Anguillara’s works were the following:

- Le Metamorfosi di Ovidio, ridotte in Ottava Rima. The first three books of the poem appeared at Paris, 1554, 4to., and again at Venice, 1555, 4to. The whole work was first published at Venice in 1561, 4to., and was then dedicated to King Charles IX of France, as the previous part had been to Henry II. Subsequent Venetian editions, belonging to the sixteenth century, all of them having annotations by Giuseppe Orologi, are those of 1563, 4to., 1575, 4to., 1578, 4to., 1579, 8vo., 1581, 4to., with engravings, and those of 1584, 4to., and 1592, 4to., two handsome impressions by the Venetian Giunti, with engravings by Giacomo Franco. Six other editions are enumerated as having appeared in the course of the seventeenth century.
- Il primo Libro dell’Eneide di Virgilio, ridotto in Ottava Rima, Padua, 1564, 4to.; Venice, 1565, 8vo. The remainder was never published.

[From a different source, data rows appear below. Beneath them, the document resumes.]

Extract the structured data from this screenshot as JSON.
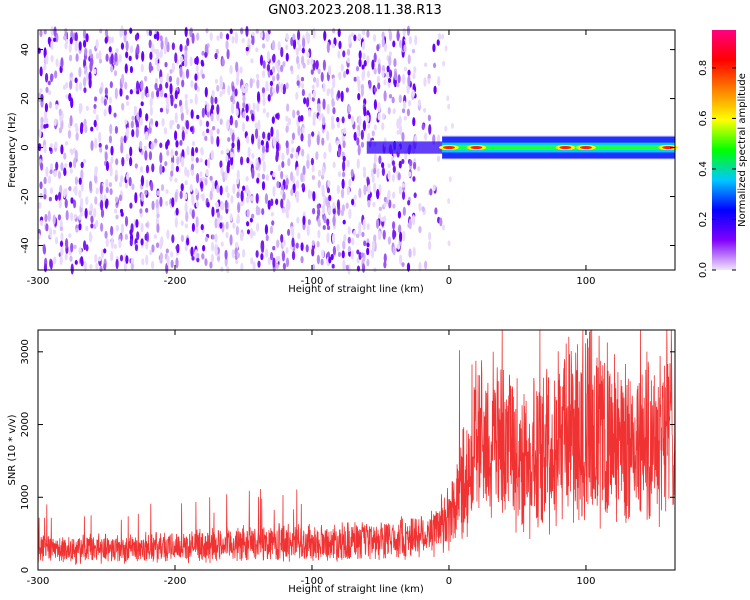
{
  "title": "GN03.2023.208.11.38.R13",
  "chart_data": [
    {
      "type": "heatmap",
      "xlabel": "Height of straight line (km)",
      "ylabel": "Frequency (Hz)",
      "xlim": [
        -300,
        165
      ],
      "ylim": [
        -50,
        48
      ],
      "x_ticks": [
        "-300",
        "-200",
        "-100",
        "0",
        "100"
      ],
      "y_ticks": [
        "-40",
        "-20",
        "0",
        "20",
        "40"
      ],
      "colorbar": {
        "label": "Normalized spectral amplitude",
        "range": [
          0,
          0.95
        ],
        "ticks": [
          "0.0",
          "0.2",
          "0.4",
          "0.6",
          "0.8"
        ],
        "colormap": [
          "#f0e6fa",
          "#8000ff",
          "#0000ff",
          "#00c8ff",
          "#00ff00",
          "#ffff00",
          "#ff8000",
          "#ff0000",
          "#ff0080"
        ]
      },
      "description_features": {
        "noise_region_x": [
          -300,
          -5
        ],
        "signal_band_x": [
          -5,
          165
        ],
        "signal_band_freq": [
          -3,
          3
        ],
        "signal_peak_x": [
          0,
          20,
          85,
          100,
          160
        ]
      }
    },
    {
      "type": "line",
      "xlabel": "Height of straight line (km)",
      "ylabel": "SNR (10 * v/v)",
      "xlim": [
        -300,
        165
      ],
      "ylim": [
        0,
        3300
      ],
      "x_ticks": [
        "-300",
        "-200",
        "-100",
        "0",
        "100"
      ],
      "y_ticks": [
        "0",
        "1000",
        "2000",
        "3000"
      ],
      "color": "#f03232",
      "series": [
        {
          "x": [
            -300,
            -250,
            -200,
            -150,
            -100,
            -50,
            -10,
            0,
            10,
            20,
            40,
            60,
            80,
            100,
            120,
            140,
            160,
            165
          ],
          "y": [
            280,
            300,
            320,
            360,
            380,
            400,
            520,
            700,
            1200,
            1800,
            1700,
            1500,
            1900,
            2000,
            1750,
            1700,
            2100,
            2000
          ]
        }
      ]
    }
  ]
}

- Edippo Tragedia, (for this, and not “Edipo,” is the form, which, probably for ease in his versification, Anguillara gives to the Greek name Oedipus), Padua, 1565, 4to., and Venice, 1565, 8vo. The date of 1556, given by Mazzucchelli to the Paduan edition, must be a misprint. The tragedy is inserted in the eighth volume of the Teatro Italiano Antico, Milan, 1809. Anguillara's Edippo was both the first performed and first printed vernacular version of the Oedipus myth in the Renaissance. Considered "one of the most famous Italian tragedies" by Crescimbeni, the Edippo was performed for the first time in Padua on a permanent stage designed by Giovanni Maria Falconetto for the home of Alvise Cornaro and for the second time in Vicenza in 1561 on a temporary wooden stage realized by Andrea Palladio for the purpose.
- Rhymed arguments to the Orlando Furioso of Ariosto, first prefixed to the cantos in the Venetian edition of 1563, and said jocularly by Tasso to have been furnished on contract for half-a-crown each.
- Rime; Italian Poems, lyrical or burlesque. Several of these will be found in various collections. The best known is a familiar poem, in the Bernesque style, which is inserted in the common editions containing the poems of Berni and his imitators. It is entitled, “Capitolo di Messer Giovan’Andrea dell’Anguillara al Cardinale di Trento.”

== Critical assessment ==
The Metamorphoses of Anguillara have received from the Italian critics the highest possible commendations. These writers agree in ranking the work highest among all Italian translations from Ovid; and Crescimbeni puts it on the same level with Annibale Caro’s famous version of the Aeneid. Anguillara's translation is a very free version of Ovid's work. The liberties which the writer takes are so great, and occur so continually, that his work is actually a paraphrase rather than a translation. Thus, the tale of Pyramus and Thisbe, told by the Latin poet in little more than a hundred lines, requires, in the hands of Anguillara, about as many octave stanzas; and this elongation is made, not only by the introduction of much that is original in sentiment and imagery, but by incidents entirely novel. Anguillara's translation was a main source for Abraham Fraunce’s English translation from Ovid’s Metamorphoses in The Third Part of the Countess of Pembrokes Yuychurch, Entituled Amintas Dale (1592). The “Edippo” of Anguillara, which has been sometimes classed among translations, is not a translation either from Sophocles, or from Seneca. Indeed, there are few Italian dramas of the same age which, taking classical stories as their themes, make themselves so boldly independent of classical precedents.